The Coalition government has misled the Australian people about its conduct of the Centrelink "robo-debt" debacle, according to MP Andrew Wilkie.
The Tasmanian independent delivered a scathing blast to the Turnbull government in Parliament on Monday morning, accusing it of being "incompetent, cruel and uncaring" over the "terrible terrible episode".
Mr Wilkie was frank about his goal of keeping pressure on the government over the program, which sees debts raised by an automated system that matches data given to Centrelink with that provided to the Tax Office.
But the high error rate among 20,000 notices being produced each week has brought a sharp public and political backlash against the Coalition and prompted both the Commonwealth Ombudsman and the Senate to investigate the scheme.
Mr Wilkie has a private members bill before the House of Representatives which would ban the calling-in of commercial debt collectors to pursue Centrelink clients who are disputing debts raised by the controversial data-matching program.
During his speech to the house, Mr Wilkie rubbished the government's claim that anyone who received a notice for debt they believed they did not owe, could simply get in touch with Centrelink and sort out the problem.
"The fact is that what the government has had to say so far has been plain wrong and sometimes misleading," Mr Wilkie said.
"The fact is that a great many people are struggling mightily to even get in touch with Centrelink, waiting for an hour, two hours.
"It is simply not the case that you can get on that 1800 number and someone will pick up the phone straight away."
The office of Human Services Minister Alan Tudge declined to respond on Monday to Mr Wilkie's attack.
Mr Wilkie said many people were struggling to find documents, mostly pay slips, relating to debts that were being raised, sometimes going back many years.
Know more? Send your tips email@example.com
He cited the case of one woman expected to get documents from five employers she had worked for in a seven year period, one of whom was no longer in business.
"We know for a fact that great many people are unable to find the historic paperwork that is necessary to clear up the matter," Mr Wilkie said.
"Heavens, the ATO only expects you to keep the paperwork for five years.
"Many people are scared when they get these letters, no wonder so many people are scared deeply so they just pay the bill."
He said the government's response to individual examples of unfairness by dismissing demonising these people.
"This is a terrible terrible episode," Mr Wilkie said.

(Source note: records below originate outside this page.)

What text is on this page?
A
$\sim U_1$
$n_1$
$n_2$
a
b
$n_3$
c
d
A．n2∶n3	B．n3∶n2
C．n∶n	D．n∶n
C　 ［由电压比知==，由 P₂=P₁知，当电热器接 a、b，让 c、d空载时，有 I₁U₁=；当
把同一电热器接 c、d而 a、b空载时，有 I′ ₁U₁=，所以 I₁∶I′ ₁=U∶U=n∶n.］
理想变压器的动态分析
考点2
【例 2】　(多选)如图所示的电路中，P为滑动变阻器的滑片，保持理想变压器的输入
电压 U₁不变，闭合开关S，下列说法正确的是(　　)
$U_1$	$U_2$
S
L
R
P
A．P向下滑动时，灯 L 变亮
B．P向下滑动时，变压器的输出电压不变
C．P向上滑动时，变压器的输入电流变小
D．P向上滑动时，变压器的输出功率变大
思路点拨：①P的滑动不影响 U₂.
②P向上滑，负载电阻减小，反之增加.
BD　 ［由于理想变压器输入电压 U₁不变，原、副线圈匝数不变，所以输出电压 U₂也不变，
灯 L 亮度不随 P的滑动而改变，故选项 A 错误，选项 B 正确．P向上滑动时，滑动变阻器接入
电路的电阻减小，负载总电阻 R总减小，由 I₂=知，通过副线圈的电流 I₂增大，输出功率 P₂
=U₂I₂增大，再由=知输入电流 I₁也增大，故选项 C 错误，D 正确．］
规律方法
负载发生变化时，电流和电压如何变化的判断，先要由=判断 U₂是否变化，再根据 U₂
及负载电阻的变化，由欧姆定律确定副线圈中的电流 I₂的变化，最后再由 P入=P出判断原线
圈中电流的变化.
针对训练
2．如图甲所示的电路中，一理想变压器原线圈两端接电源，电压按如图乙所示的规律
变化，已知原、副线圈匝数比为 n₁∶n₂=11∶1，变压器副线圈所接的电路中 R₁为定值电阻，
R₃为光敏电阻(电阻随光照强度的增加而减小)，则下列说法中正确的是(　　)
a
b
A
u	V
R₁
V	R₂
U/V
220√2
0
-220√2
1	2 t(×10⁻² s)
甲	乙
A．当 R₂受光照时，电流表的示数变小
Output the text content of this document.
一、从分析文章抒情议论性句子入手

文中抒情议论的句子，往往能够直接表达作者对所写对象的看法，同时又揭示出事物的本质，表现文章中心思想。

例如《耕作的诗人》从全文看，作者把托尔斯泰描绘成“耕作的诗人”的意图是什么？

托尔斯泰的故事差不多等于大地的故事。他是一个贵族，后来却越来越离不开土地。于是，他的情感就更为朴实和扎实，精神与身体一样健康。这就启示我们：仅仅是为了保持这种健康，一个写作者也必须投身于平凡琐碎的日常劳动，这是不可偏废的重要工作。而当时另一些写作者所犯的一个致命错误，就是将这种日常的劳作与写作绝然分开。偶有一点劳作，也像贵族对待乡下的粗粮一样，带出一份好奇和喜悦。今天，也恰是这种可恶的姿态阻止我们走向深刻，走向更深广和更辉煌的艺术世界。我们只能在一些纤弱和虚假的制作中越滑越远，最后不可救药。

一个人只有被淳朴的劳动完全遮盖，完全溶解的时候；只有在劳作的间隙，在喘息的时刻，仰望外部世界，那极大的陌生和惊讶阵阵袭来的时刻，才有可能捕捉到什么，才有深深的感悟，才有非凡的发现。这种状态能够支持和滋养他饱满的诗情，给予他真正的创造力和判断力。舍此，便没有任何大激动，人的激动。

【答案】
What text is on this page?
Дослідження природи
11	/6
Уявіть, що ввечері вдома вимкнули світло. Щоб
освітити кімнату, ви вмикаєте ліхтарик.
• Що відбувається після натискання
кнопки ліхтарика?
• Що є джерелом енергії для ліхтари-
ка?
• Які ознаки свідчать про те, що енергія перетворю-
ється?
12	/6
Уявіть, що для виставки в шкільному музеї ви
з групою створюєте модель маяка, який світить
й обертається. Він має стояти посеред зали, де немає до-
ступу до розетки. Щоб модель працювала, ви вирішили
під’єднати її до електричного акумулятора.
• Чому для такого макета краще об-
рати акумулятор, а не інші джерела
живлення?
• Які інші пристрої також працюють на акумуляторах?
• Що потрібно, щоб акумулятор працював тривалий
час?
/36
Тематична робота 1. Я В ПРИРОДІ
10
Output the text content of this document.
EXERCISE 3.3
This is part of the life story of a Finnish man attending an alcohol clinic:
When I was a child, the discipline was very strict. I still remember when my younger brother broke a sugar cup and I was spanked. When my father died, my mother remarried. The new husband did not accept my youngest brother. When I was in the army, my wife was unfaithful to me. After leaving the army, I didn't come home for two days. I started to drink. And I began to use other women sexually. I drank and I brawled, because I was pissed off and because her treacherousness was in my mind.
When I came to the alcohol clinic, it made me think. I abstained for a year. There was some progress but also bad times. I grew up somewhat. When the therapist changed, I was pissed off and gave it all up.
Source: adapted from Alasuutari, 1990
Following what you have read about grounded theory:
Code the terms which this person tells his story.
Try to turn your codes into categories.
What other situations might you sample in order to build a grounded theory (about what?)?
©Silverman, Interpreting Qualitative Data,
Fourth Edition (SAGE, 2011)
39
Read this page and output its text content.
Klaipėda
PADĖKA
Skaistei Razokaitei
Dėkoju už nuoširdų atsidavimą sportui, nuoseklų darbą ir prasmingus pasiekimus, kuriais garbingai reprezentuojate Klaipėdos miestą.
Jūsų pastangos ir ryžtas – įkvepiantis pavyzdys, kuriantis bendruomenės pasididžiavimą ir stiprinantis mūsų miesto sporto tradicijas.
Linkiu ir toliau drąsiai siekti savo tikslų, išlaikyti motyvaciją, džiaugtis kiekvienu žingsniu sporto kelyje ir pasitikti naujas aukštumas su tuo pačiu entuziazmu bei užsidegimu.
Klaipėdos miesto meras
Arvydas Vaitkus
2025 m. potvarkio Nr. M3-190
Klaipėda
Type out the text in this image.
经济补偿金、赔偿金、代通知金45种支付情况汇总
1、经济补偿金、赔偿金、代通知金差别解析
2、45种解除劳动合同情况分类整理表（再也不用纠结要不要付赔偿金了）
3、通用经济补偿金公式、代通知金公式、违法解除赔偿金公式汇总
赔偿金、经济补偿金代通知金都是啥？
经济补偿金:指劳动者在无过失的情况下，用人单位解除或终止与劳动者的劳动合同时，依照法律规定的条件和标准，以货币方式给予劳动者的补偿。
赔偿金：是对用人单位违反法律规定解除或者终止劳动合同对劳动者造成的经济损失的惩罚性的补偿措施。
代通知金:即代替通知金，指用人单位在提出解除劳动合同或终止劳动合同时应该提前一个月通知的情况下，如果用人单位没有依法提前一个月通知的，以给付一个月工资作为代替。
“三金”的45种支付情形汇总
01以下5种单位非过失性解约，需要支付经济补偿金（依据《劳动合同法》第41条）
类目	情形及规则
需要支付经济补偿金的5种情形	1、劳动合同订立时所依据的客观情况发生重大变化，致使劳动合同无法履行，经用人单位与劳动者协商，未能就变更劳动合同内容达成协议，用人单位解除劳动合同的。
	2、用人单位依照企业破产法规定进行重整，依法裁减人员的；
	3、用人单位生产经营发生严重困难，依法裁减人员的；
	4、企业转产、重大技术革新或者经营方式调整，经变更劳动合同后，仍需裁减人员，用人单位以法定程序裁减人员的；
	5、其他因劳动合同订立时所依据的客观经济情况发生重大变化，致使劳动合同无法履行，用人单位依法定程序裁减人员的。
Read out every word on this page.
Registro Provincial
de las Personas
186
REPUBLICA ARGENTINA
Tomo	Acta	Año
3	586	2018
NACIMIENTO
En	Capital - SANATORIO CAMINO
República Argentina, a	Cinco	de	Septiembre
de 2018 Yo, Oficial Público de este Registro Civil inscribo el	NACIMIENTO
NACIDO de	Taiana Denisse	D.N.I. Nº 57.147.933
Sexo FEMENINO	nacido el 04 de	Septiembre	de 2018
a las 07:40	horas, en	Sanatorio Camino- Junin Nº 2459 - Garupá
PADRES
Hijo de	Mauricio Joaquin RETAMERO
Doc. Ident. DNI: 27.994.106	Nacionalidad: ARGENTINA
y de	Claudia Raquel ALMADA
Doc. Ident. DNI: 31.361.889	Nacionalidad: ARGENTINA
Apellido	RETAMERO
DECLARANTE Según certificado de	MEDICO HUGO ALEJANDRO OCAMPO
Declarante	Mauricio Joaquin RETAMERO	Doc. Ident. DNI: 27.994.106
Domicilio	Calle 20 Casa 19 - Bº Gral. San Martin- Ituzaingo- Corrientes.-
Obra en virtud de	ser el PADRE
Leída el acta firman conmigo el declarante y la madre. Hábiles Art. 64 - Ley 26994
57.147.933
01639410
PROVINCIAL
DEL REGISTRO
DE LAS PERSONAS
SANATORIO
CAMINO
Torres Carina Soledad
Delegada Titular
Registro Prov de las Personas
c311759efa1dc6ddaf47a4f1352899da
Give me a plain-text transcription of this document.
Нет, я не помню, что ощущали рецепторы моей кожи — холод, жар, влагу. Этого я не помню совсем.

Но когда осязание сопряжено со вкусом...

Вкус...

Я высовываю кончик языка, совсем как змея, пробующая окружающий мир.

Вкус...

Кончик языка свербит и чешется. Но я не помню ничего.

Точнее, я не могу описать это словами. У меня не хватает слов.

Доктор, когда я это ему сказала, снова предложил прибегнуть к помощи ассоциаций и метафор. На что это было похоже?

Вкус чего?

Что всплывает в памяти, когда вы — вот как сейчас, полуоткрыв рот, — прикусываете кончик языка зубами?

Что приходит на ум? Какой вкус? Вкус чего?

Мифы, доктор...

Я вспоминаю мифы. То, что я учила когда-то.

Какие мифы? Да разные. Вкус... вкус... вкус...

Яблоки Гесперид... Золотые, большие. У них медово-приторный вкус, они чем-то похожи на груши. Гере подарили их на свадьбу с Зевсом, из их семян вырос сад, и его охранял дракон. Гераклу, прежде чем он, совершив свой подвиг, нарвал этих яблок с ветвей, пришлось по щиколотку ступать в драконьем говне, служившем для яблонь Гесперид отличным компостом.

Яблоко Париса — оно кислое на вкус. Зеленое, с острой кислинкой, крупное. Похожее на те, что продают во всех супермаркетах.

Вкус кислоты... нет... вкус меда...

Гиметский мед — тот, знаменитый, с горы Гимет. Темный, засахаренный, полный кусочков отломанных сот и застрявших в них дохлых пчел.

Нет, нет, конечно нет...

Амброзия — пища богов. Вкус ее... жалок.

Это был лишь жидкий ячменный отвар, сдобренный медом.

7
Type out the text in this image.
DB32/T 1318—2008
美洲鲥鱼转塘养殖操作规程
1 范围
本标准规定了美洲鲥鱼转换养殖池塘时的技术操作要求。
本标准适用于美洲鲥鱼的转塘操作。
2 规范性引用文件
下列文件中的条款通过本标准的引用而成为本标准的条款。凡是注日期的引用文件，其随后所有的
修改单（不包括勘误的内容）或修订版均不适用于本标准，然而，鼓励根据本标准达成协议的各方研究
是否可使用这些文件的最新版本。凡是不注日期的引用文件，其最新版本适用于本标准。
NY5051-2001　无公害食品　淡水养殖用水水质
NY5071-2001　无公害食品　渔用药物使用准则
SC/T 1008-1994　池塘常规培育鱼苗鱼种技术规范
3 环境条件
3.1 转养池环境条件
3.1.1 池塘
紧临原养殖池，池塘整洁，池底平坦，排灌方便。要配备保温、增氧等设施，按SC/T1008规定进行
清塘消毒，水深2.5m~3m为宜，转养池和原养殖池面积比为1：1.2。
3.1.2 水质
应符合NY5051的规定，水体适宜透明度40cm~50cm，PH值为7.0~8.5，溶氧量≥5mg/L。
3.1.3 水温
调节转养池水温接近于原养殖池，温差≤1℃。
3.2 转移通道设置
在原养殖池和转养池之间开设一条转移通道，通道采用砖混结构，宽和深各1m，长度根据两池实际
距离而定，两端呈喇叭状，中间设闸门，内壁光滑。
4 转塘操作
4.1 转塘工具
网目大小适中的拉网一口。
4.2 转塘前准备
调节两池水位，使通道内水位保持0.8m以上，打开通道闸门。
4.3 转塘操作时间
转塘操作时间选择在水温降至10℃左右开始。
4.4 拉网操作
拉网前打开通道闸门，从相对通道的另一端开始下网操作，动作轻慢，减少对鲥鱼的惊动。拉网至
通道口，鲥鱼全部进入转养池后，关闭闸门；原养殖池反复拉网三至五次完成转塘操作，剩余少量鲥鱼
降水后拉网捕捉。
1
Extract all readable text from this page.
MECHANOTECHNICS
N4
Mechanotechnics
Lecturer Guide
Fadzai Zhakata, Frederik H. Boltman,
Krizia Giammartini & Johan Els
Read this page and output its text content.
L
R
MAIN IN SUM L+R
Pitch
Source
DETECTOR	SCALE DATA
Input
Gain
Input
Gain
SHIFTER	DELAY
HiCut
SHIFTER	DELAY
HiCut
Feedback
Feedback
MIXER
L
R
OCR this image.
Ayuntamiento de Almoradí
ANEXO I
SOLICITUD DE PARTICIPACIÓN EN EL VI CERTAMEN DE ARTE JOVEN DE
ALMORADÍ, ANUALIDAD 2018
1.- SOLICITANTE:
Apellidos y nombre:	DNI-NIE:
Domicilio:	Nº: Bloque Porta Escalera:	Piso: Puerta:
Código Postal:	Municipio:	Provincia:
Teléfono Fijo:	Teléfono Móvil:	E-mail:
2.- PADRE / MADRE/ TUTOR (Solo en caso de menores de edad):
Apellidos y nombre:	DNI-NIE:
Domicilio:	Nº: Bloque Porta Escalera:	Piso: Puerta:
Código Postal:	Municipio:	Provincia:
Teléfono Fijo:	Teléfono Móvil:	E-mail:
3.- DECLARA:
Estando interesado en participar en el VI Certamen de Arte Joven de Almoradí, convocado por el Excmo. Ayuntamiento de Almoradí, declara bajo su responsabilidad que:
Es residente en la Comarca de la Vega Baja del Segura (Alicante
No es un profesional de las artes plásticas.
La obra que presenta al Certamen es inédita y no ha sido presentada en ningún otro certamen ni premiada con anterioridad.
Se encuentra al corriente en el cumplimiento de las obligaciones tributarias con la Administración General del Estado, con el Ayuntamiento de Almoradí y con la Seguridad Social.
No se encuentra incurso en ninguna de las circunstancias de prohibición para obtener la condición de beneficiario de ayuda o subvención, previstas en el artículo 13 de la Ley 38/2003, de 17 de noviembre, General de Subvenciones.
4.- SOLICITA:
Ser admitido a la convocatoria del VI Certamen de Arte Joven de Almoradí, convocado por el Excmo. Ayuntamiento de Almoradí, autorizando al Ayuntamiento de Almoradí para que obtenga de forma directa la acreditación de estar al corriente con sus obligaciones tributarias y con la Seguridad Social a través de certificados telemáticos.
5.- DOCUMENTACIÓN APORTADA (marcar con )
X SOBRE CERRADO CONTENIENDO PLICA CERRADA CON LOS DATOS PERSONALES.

The member for Denison wants a "timely and an accurate and a fair debt recovery system."
"No-one is disputing the fact that any genuine over-payment needs to be paid back," Mr Wilkie said.
"But let's do it in a timely manner, an accurate manner a fair manner.
"This clunky system that's been put in place is not timely, it's not accurate and its not fair
"The government, when it comes to the Centrelink fiasco, is looking incompetent and cruel and uncaring and unresponsive."
Mr Wilkie's bill will be debated when Parliament next sits.